Christian Archibald Herter, who lived from 1898 to 1967, was Governor of the state of Massachusetts from 1953 to 1957. This is a story he told on himself.
I heard a version of it in a sermon in the 1980’s from a dear Anglican priest, Fr. David Schofield, who used it to illustrate how important it is for us to know who we are. Although I remembered the story vividly, I wanted to be sure I had the Governor's name right. When I checked it out on the internet I found the tale has been repeatedly used to make many points, but I think it hardly needs any amplification to be of great value. Here it is as I remember it.
Christian Herter, a graduate of Harvard and the governor of Massachusetts mid 1950’s was seeking re-election. He was having one of those really hard days on the campaign trail. He had spoken at a morning breakfast meeting where he had no more than a cup of coffee while his listeners ate. He had then skipped lunch altogether to meet other duties, consoling himself that his last scheduled event on the trail was at a church barbecue. He arrived a bit late and was relieved to see food was still being served. The Governor was really hungry. The queue was quite long but he resisted the temptation to be recognized for special treatment and stood at the end of the line. The day was coming to a close, he was tired, he was hungry and everything smelled so good. As he moved down the serving line he held out his plate to the woman serving chicken. She put a piece on his plate and turned to the next person in line.

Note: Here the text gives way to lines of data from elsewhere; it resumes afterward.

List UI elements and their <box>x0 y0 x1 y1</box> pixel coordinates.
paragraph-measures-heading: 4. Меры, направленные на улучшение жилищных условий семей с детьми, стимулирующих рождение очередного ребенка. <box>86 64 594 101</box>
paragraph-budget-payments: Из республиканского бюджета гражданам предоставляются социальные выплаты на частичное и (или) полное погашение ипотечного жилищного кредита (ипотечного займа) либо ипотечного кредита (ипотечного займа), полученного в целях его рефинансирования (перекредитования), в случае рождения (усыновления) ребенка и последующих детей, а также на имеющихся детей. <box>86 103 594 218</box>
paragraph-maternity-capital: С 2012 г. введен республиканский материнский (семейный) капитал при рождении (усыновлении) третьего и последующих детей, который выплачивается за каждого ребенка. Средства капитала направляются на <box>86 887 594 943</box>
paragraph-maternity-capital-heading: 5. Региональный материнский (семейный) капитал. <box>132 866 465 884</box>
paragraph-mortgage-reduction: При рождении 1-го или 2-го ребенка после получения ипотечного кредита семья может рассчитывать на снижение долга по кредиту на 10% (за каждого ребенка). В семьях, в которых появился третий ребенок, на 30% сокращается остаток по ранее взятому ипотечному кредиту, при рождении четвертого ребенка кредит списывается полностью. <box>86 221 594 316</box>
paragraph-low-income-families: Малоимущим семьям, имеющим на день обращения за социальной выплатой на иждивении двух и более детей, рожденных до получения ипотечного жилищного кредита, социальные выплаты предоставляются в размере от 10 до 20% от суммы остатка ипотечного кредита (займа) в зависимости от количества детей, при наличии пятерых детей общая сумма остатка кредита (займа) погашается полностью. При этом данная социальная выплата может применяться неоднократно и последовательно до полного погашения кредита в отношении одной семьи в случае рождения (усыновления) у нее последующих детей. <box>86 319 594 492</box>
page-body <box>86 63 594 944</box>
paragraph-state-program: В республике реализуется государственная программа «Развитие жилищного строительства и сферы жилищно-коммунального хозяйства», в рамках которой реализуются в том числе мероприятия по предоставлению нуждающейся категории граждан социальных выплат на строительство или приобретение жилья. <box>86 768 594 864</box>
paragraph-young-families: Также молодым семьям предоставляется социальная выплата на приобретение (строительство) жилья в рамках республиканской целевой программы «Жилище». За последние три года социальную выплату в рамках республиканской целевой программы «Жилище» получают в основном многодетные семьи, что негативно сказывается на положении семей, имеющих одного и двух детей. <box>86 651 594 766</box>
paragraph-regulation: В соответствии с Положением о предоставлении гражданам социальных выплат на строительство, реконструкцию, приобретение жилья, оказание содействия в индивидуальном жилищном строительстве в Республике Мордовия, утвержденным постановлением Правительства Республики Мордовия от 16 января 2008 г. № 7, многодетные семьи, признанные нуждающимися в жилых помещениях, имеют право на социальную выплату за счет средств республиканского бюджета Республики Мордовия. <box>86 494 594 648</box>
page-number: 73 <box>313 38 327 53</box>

“Excuse me,” Governor Herter said. “Do you mind if I have another piece of chicken?”
“Sorry,” the woman told him. “I’m supposed to give one piece of chicken to each person.”

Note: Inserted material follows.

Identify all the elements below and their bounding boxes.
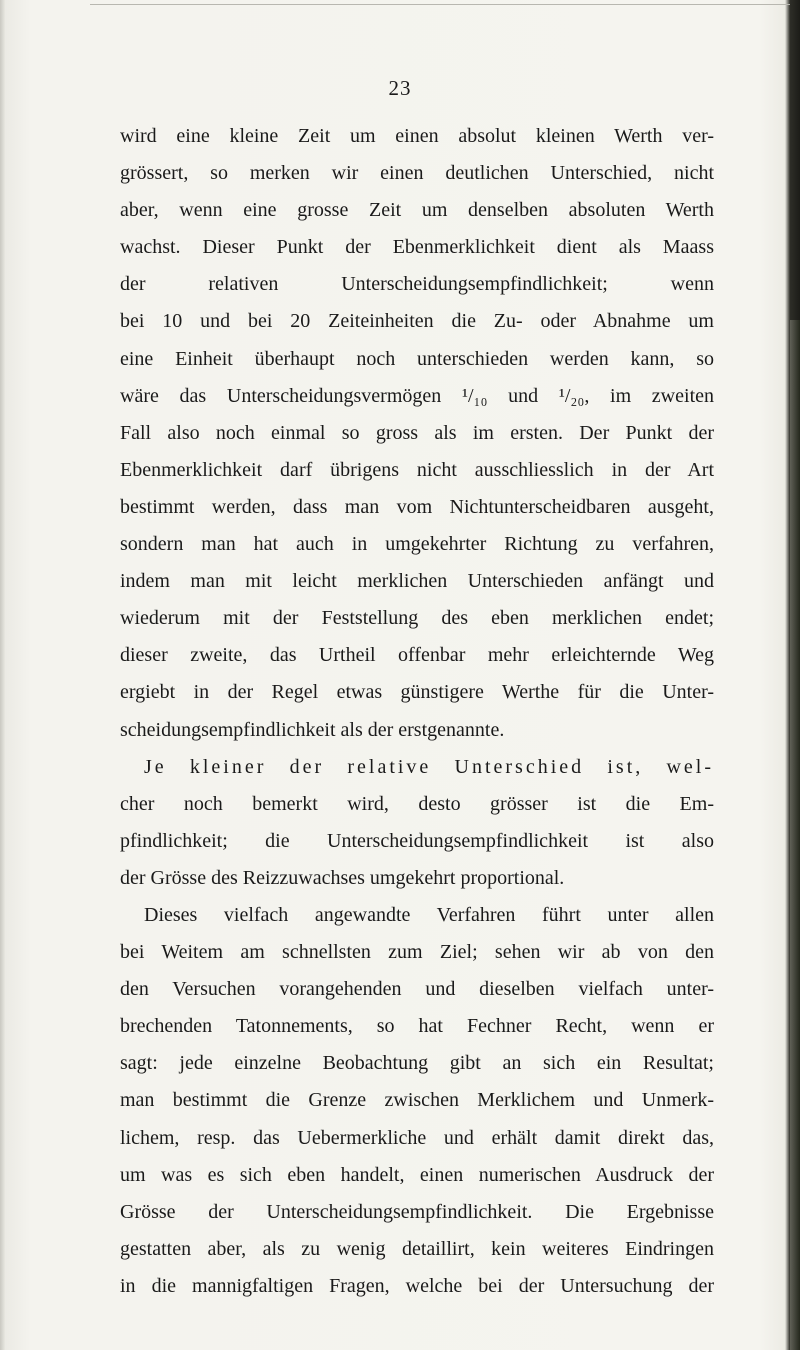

“But I’m so hungry, I haven’t had a bite all day.”
“I’m sorry,” the woman said again. “Only one piece to a customer.”
Governor Herter thought of himself as a modest and unassuming man but he suddenly decided to throw his weight around just a little bit. He pulled himself up to his full height and asked the woman behind the platter of barbecued chicken, “Excuse me, but do you know who I am?”
“Why, yes, Governor, sir, I do. Do you know who I am?” she replied.
Governor Herter had to confess that he didn’t have any idea who the lady was.
“Well, I’m the chicken lady, and it's one piece per person. Now please, sir, kindly move along.”